Diğer şiddet türlerinde olduğu gibi, töre, namus, gelenek, görenek gibi kavramlar fiziksel şiddete bahane edilemez. Kadının giydiği kıyafet, gittiği yer, konuştuğu insan, evlilik dışı ilişkisi olması, evlilik dışı hamile kalması, bâkire olmaması, ailesinin istediği kişiyle evlenmek istememesi, boşanmak/ ayrılmak istemesi, çalışmak istemesi gibi nedenlerle şiddet uygulayan kişilerin alacağı cezalar hafifletilmez.
Kişinin bedeninden çok ruh sağlığını hedef alan şiddet türü psikolojik şiddettir. Genellikle bir defaya mahsus eylemlerden çok sürekliliği olan eylemler psikolojik şiddet olarak tanımlanır. Sürekli olarak bağırmak, korkutmak, küfür veya hakaret etmek, aileyle, arkadaşlarla, komşularla görüştürmemek, giyim tarzıyla ilgili baskı yapmak, eve hapsetmek, çocuklardan uzaklaştırmak, kıskançlık bahanesiyle sürekli kontrol altında tutmak, başkalarıyla kıyaslamak, sevdiği eşya ve hayvanlara zarar vermek, tehdit etmek, şantaj yapmak, aynı şekilde düşünmeye zorlamak gibi eylemlerle karşı karşıyaysanız psikolojik şiddet görüyorsunuz demektir.
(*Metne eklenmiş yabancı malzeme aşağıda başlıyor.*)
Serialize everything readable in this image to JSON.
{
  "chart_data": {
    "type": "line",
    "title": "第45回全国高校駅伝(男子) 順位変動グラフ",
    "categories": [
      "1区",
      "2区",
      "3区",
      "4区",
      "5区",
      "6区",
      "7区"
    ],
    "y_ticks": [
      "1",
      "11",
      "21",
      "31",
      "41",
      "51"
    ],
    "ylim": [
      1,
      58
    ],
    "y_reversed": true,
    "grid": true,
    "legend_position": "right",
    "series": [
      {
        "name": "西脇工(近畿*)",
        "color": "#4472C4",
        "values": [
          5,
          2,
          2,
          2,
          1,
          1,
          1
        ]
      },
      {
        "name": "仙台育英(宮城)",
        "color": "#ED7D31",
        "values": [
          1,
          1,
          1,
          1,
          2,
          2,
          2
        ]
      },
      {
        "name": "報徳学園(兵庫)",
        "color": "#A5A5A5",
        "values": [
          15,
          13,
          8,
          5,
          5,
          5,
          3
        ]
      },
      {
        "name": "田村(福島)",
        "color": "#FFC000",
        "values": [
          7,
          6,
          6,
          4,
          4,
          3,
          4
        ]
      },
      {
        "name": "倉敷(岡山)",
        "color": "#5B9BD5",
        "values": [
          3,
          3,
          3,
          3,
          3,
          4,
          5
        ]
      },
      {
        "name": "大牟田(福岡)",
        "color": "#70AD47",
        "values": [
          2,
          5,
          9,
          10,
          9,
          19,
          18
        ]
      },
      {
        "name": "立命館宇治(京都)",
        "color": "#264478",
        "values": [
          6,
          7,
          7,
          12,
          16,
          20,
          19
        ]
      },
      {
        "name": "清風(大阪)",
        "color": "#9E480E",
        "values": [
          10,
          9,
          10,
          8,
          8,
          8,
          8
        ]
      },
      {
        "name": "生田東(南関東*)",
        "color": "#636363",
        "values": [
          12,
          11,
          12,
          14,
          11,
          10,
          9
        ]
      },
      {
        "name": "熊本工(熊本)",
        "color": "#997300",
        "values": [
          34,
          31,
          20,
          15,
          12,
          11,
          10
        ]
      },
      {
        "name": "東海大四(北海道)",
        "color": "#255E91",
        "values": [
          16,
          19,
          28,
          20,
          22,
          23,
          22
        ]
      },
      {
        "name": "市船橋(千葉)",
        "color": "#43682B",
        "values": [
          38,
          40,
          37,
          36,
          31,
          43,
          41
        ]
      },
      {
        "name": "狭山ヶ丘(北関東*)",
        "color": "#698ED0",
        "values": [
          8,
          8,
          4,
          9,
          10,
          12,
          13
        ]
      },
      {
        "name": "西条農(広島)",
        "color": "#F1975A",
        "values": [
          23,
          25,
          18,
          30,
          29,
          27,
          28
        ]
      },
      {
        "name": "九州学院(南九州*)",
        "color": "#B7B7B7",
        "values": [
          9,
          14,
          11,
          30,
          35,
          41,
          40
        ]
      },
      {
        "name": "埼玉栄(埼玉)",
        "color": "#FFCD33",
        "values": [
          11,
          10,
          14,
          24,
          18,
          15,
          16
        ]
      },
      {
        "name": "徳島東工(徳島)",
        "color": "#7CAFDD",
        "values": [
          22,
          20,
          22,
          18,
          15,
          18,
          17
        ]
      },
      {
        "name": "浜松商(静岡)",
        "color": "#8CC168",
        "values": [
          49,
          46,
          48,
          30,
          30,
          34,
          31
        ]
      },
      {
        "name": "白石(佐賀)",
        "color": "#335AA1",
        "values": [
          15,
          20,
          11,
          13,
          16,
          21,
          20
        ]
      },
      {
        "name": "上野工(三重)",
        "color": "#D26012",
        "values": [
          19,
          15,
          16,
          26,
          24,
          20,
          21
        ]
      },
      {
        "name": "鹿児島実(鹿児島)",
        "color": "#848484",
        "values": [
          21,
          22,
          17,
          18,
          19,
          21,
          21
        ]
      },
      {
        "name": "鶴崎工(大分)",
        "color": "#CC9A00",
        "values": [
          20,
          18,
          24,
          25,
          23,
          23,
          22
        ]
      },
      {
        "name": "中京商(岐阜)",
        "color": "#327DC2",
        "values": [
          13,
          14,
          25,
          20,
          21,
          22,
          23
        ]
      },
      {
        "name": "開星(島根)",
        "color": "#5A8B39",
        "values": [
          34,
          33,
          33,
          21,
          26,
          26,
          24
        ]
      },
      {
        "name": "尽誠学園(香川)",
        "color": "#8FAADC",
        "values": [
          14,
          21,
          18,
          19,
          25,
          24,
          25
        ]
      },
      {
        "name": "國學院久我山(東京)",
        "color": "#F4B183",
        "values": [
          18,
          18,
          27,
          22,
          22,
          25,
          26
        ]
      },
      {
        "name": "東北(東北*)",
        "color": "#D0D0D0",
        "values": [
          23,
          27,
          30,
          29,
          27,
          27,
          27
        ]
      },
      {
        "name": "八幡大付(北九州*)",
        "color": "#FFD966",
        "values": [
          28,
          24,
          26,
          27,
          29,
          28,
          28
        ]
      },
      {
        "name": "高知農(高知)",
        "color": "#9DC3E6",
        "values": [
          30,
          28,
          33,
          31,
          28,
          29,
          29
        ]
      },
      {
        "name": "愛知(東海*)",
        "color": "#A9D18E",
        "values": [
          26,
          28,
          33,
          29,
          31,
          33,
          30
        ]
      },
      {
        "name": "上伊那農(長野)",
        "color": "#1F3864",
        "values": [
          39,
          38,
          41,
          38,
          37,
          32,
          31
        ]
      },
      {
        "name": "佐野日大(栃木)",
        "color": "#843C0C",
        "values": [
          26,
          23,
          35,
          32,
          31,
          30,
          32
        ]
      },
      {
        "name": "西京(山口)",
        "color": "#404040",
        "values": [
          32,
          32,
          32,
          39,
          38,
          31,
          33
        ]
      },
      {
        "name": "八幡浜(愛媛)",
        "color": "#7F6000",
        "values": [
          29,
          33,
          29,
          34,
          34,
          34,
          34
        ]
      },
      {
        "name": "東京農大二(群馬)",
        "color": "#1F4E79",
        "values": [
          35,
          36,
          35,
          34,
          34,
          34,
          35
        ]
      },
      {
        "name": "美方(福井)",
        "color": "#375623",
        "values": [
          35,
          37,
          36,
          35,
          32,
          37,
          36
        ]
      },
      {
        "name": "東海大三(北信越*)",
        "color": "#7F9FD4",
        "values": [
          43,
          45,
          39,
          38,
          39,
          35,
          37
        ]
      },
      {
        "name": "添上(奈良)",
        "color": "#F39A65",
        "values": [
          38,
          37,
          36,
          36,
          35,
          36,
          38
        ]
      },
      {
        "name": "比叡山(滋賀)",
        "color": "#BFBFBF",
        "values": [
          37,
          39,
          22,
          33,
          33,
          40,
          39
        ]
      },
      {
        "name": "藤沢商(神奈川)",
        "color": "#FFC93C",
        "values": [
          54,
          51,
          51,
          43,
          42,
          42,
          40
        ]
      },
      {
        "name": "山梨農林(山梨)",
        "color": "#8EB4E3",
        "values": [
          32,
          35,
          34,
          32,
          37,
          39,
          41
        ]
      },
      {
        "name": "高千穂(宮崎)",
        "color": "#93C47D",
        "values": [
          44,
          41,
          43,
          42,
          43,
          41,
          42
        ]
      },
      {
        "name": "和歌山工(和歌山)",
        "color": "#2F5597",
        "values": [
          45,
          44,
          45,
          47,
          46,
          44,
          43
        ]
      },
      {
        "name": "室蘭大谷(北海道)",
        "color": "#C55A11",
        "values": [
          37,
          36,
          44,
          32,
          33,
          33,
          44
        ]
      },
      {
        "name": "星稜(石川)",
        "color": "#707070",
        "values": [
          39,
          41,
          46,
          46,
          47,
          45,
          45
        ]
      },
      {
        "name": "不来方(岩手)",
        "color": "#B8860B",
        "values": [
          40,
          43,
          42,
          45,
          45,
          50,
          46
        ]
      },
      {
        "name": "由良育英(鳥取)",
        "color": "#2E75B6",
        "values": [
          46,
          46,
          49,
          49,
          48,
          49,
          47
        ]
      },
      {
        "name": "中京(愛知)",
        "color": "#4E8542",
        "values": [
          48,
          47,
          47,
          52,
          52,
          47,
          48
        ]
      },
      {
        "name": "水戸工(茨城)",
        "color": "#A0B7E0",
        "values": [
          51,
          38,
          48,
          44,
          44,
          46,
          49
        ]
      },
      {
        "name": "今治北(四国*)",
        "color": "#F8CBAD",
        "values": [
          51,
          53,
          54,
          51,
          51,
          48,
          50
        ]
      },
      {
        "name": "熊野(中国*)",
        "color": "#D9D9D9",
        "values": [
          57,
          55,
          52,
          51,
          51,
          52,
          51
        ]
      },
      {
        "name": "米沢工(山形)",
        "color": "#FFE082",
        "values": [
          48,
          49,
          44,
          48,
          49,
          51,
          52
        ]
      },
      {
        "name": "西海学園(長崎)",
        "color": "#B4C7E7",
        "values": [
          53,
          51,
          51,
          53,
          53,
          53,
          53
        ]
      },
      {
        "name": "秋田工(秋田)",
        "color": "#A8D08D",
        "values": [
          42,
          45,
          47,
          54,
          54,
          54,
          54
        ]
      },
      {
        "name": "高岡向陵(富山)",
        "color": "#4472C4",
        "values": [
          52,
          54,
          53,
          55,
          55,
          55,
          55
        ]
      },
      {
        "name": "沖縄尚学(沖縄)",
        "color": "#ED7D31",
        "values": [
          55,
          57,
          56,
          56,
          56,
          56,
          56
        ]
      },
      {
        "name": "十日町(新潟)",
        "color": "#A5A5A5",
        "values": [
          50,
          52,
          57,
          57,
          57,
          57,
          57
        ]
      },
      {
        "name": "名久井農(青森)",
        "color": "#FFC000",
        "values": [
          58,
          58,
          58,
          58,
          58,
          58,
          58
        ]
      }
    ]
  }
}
Ekonomik kaynakların ve paranın düzenli bir şekilde kadın üzerinde bir yaptırım, tehdit ve kontrol aracı olarak kullanılmasıdır. Koşullar elverdiği halde evin masraflarını karşılamamak, para vermemek, kısıtlı para vermek, ailenin gelir ve giderleri konusunda bilgi vermemek, aileyi ilgilendiren maddi konularda fikir almadan tek başına karar vermek, kişinin mallarına ve gelirine el koymak, çalışmasına engel olmak, istemediği işte zorla çalıştırmak gibi davranışlar ekonomik şiddettir. Ekonomik şiddet de genellikle duygusal/psikolojik şiddet gibi tek seferlik eylemlerden çok sürekli bir durumu tarif eder.
Cinsel şiddet:
Kadını rıza göstermediği herhangi bir cinsel davranışa zorlamak cinsel şiddettir. Cinsel şiddet, cinselliğin bir tehdit, sindirme ve kontrol etme aracı olarak kullanılmasını da içerir. Çocukların cinsel istismarı, evlilik içi ya da evlilik dışı tecavüz (kişinin istemediği zamanda, istemediği şekilde, istemediği biriyle cinsel ilişkiye zorlanması ya da yabancı cisimlerle cinsel organa saldırı), cinsel saldırı (tecavüze varmayan her türlü istenmeyen cinsel temas; elle sarkıntılık gibi), cinsel taciz (sözlü ya da yazılı cinsel içerikli rahatsızlık verici davranışlar; örneğin rahatsızlık verici cinsel imalar içeren telefon mesajları, mektuplar), cinsel organlara zarar vermek, zorla cinsel içerikli yayın izletmek, cinsel organları rahatsızlık verici şekilde teşhir etmek, çocuk doğurmaya veya doğurmamaya zorlamak, zorla kürtaj yaptırtmak, fuhşa zorlamak, zorla evlendirmek, bekâret kontrolü ve benzeri eylemler, cinsel şiddet olarak tanımlanır.